The :when clause is the trigger condition for the production, and the :perform clause specifies the action to be taken when the production fires. This is similar to the :situation/:response pairing we saw in methods, but there are some significant differences. The :when clause must include a "transition test" using one of the operators detects, undetects, or changes. The rule will fire when an object becomes recognizable as a damaged-road. We can also test for an update that causes the object to no longer be a damaged-road by making the :when clause to be: (undetects (damaged-road ?road)). We have not yet defined the methods and action executed by this production, so we'll do that now.

        (defaction send-status-message (?obj ?to ?contents)
             :filters (:most-specific))
        (defmethod send-status-message (?obj ?to ?contents)
             :title "Send a Message about an Object"
             :response 
                ((format t "To: ~a Re: ~a ~a.~%" ?to ?obj ?contents)))
* Give the road r1 a path-status of normal. The instance should look something like:
        > (pi r1)
        (TELL
          (:ABOUT R1
            ROAD
                 (PATH-STATUS "normal")
                 (LAND-CROSSED "Western Crisis Island")
                 (NAME "West Coastal Road")
                 (TERMINUS C1)
                 (TERMINUS C7)))
* Check for the existence of any damaged roads using a retrieve.

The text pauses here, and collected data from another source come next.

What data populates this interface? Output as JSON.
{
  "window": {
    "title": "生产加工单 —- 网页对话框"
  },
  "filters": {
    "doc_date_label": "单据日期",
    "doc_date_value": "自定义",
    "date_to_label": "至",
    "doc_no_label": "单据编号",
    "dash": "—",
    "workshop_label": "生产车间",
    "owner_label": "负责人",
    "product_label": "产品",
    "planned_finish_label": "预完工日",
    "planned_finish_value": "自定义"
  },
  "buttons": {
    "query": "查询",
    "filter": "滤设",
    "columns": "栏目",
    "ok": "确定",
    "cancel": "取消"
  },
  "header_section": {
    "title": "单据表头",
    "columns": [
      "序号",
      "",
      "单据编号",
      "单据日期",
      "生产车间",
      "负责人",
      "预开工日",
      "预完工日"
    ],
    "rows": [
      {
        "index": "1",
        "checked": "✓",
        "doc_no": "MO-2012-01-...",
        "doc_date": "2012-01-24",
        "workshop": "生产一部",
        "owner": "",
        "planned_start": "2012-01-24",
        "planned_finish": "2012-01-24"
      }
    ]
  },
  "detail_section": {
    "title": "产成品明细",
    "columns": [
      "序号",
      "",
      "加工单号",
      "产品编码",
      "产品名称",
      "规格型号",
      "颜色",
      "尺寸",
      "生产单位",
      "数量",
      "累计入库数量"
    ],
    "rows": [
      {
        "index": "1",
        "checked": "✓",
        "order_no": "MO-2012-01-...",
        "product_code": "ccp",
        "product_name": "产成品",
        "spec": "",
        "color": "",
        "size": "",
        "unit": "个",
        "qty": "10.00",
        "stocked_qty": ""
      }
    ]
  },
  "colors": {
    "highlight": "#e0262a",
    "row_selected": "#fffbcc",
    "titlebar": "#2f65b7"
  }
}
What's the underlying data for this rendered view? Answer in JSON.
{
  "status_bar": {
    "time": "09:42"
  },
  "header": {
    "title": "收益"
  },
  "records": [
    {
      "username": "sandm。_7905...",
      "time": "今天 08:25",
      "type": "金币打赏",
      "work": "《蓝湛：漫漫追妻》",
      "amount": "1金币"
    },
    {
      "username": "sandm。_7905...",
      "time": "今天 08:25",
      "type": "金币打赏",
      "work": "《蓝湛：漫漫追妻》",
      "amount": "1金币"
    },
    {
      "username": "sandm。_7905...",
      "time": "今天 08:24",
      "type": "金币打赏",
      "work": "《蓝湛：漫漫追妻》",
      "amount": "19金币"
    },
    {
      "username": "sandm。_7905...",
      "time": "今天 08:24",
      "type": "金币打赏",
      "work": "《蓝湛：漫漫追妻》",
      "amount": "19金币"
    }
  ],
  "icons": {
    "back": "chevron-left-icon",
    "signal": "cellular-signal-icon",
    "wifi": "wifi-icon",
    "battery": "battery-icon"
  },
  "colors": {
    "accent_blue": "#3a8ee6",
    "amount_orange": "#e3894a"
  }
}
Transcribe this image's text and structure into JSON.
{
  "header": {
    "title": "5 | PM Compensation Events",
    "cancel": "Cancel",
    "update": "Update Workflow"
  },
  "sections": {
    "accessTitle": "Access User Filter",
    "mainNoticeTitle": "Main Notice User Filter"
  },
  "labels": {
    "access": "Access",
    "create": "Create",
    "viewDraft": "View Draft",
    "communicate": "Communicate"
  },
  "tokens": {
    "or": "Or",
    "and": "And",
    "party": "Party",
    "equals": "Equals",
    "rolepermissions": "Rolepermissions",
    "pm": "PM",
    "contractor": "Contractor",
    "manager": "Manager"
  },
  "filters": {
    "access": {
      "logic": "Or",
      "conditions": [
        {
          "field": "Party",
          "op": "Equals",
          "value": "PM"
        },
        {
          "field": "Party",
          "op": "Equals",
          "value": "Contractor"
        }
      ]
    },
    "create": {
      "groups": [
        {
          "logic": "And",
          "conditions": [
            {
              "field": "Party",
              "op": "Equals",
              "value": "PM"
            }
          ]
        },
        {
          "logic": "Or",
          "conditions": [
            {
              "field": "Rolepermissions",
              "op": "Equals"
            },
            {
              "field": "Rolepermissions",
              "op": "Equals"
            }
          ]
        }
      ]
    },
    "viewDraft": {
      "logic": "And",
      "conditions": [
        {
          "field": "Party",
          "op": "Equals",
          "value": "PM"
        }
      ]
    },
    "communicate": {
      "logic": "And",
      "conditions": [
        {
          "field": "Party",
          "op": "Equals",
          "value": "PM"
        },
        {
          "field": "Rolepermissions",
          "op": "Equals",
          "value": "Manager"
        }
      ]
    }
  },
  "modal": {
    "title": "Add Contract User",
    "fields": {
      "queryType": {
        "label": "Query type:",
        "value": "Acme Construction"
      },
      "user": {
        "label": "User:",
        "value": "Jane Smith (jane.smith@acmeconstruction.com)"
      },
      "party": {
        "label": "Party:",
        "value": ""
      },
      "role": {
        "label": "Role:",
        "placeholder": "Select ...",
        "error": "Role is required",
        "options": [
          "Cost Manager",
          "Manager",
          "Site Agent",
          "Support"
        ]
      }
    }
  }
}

ou should notice that the production has not yet fired because no damaged roads exist. Now tell the planner that the path-status for r1 has become "unusable".

     > (tellm (about r1 (path-status "unusable")))
        Rete match changes at agent time 38:
        >   entry:  |I|R1   |C|DAMAGED-ROAD
        To: Planning Team Re: |I|R1 is seriously damaged.
        38
We can modify the production in another important way: instead of executing immediately, we can :schedule a production's task for execution later according to a :priority which can be either :low or :high. Since sending this type of alert is not as critical as some other messages, we'll give it low priority, and the redefined production will look like this:

     > (defproduction P2-Report-Bad-Road
             :when (damaged-road ?road)
             :schedule (send-status-message ?road "Planning Team" 
                            "is seriously damaged(2nd rule)")
             :priority :low)
Tasks that are scheduled in this way will be executed at the end of the current match cycle after all other productions are fired.

* Reset the status of r1 to normal.

* Execute the following set of statements (or similar tells) and observe when the productions fire.

        > (tell (about r1 (path-status "unusable")))
        |I|R1
     > (tell (about c7 (damage-estimate structural-damage)))
        |I|C7
     > (tell (about r2 (path-status "normal")))
        |I|R2
     > (tell (about r3 (path-status "normal")))
        |I|R3
     > (tell (about r4 (path-status "degraded")))
        |I|R4
     > (tellm (about r5 (path-status "normal")))
        Rete match changes at agent time 40:
        >   entry:  |I|R5   |C|TRANSPORTATION-PATH
        >   entry:  |I|R5   |C|ROAD
        >   entry:  |I|R4   |C|TRANSPORTATION-PATH
        >   entry:  |I|R4   |C|ROAD
        >   entry:  |I|R3   |C|TRANSPORTATION-PATH
        >   entry:  |I|R3   |C|ROAD
        >   entry:  |I|R2   |C|TRANSPORTATION-PATH
        >   entry:  |I|R2   |C|ROAD
        >   entry:  |I|R1   |C|DAMAGED-ROAD
        To: Planning Team Re: |I|R1 The road is seriously damaged.
        To: Planning Team Re: |I|R1 The road is seriously damaged(2nd rule).
        40

     > (retrieve ?bad-road (damaged-road ?bad-road))
        (|I|R1)
Notice that nothing happens until tellm is encountered. After Loom re-classifies the instances, productions are matched (see the lines marked "rete match changes"). The low priority rule fires last.